Considerato che il Giudice di pace di Alessandria dubita della legittimità costituzionale dell’art. 1, comma 11, della legge 31 luglio 1997, n. 249 (Istituzione dell’Autorità per le garanzie nelle comunicazioni e norme sui sistemi delle telecomunicazioni e radiotelevisivo), nella parte in cui stabilisce che per le controversie fra utenti o categorie di utenti ed un soggetto autorizzato o destinatario di licenze oppure fra soggetti autorizzati o destinatari di licenze fra loro, «non può proporsi ricorso in sede giurisdizionale fino a che non sia stato esperito un tentativo obbligatorio di conciliazione da ultimare entro trenta giorni dalla proposizione dell’istanza» all’Autorità per le garanzie nelle comunicazioni, in riferimento agli artt. 3, 24, 25 e 102 della Costituzione nonché in relazione all’art. 6 della Convenzione europea dei diritti dell’uomo;
che le censure sollevate in riferimento agli artt. 24, 25 e 102 della Costituzione, nonché in relazione all’art. 6 della CEDU sono formulate in maniera apodittica, essendosi il rimettente limitato a richiamare il contenuto delle norme evocate quali parametri, senza spiegare affatto per quale ragione la norma censurata configurerebbe una lesione dei principi in esse contemplati, cosicché le relative questioni devono essere dichiarate inammissibili (fra le tante, ordinanze n. 344 e n. 249 del 2008);
che, quanto alla denunciata disparità di trattamento operata dalla norma censurata nei confronti degli utenti e degli enti erogatori di servizi di telecomunicazione rispetto ad utenti ed enti erogatori di altri servizi di pubblica utilità, non sottoposti al tentativo obbligatorio di conciliazione, così come nei confronti degli organismi di telecomunicazione che agiscono contro singoli utenti, i quali pure non soggiacciono al previo tentativo obbligatorio di conciliazione, il rimettente muove da un erroneo presupposto interpretativo secondo il quale la prescrizione del predetto tentativo costituirebbe un aggravio per l’utente;
che, a tal proposito, questa Corte ha già affermato che, viceversa, «la previsione di uno strumento quale il tentativo obbligatorio di conciliazione […] è finalizzata ad assicurare l’interesse generale al soddisfacimento più immediato delle situazioni sostanziali realizzato attraverso la composizione preventiva della lite rispetto a quello conseguito attraverso il processo» (sentenza n. 403 del 2007);
che, pertanto, l’istituto in esame costituisce uno strumento volto ad assicurare un più «elevato livello di protezione dei consumatori e promuovere la fiducia dei consumatori», in linea peraltro con le indicazioni di cui alla raccomandazione della Commissione CE del 4 aprile 2001 (Sui principi applicabili agli organi extragiudiziali che partecipano alla risoluzione consensuale delle controversie in materia di consumo);
che, pertanto, la questione avente ad oggetto l’art. 1, comma 11, della legge n. 249 del 1997, deve essere dichiarata manifestamente infondata.
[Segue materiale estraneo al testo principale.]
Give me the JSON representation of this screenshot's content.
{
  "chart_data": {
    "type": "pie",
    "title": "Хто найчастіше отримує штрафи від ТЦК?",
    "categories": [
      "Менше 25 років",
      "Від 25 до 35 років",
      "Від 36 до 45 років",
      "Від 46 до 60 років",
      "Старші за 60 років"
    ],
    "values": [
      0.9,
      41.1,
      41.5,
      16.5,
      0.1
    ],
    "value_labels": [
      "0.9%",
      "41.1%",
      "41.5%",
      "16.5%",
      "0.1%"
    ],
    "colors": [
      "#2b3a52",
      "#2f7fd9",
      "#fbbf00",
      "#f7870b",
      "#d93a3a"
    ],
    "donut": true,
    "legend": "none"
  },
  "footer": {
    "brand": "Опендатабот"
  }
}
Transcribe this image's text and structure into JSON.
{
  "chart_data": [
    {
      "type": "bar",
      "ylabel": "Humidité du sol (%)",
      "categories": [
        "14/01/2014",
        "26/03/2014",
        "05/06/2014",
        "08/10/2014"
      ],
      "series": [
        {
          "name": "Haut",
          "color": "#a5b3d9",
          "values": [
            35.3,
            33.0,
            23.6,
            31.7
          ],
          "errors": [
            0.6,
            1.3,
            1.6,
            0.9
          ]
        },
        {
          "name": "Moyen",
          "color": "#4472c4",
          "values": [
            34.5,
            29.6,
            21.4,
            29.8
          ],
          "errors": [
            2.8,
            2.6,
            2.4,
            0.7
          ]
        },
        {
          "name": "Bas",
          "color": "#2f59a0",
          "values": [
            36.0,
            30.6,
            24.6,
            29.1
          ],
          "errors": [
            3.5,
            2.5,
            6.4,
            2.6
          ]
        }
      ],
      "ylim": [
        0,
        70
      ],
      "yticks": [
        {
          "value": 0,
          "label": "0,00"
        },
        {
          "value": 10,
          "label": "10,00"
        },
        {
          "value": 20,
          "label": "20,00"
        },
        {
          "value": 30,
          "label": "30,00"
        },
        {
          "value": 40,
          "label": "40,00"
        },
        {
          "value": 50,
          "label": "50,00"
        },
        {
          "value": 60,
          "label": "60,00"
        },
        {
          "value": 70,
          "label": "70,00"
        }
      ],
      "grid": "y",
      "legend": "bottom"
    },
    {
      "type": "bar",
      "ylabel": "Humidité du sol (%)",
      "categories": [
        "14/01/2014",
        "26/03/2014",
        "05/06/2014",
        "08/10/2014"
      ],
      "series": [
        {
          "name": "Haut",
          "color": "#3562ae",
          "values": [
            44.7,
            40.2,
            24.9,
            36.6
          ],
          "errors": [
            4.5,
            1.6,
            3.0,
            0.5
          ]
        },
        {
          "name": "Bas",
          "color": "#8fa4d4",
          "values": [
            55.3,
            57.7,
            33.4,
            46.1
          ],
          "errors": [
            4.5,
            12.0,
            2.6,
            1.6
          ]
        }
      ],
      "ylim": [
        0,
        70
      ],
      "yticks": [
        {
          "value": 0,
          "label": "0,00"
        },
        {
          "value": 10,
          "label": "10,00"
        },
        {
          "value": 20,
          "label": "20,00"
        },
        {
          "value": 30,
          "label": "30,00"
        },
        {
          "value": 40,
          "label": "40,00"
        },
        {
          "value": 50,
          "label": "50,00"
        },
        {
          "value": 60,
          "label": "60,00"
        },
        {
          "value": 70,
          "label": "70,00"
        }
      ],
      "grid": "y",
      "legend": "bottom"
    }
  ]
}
Visti gli artt. 26, secondo comma, della legge 11 marzo 1953, n. 87, e 9, comma 2, delle norme integrative per i giudizi davanti alla Corte costituzionale.
P.Q.M.
dichiara la manifesta inammissibilità delle questioni di legittimità costituzionale dell’art. 1, comma 11, della legge 31 luglio 1997, n. 249 (Istituzione dell’Autorità per le garanzie nelle comunicazioni e norme sui sistemi delle telecomunicazioni e radiotelevisivo), sollevate, in riferimento agli artt. 24, 25 e 102 della Costituzione nonché in relazione all’art. 6 della Convenzione europea dei diritti dell’uomo, dal Giudice di pace di Alessandria con l’ordinanza indicata in epigrafe;
dichiara la manifesta infondatezza della questione di legittimità costituzionale dell’art. 1, comma 11, della legge n. 249 del 1997, sollevata, in riferimento all’art. 3 della Costituzione, dal Giudice di pace di Alessandria con l’ordinanza indicata in epigrafe.
Così deciso in Roma, nella sede della Corte costituzionale, Palazzo della Consulta, l’11 febbraio 2009. Depositata in Cancelleria il 18 febbraio 2009.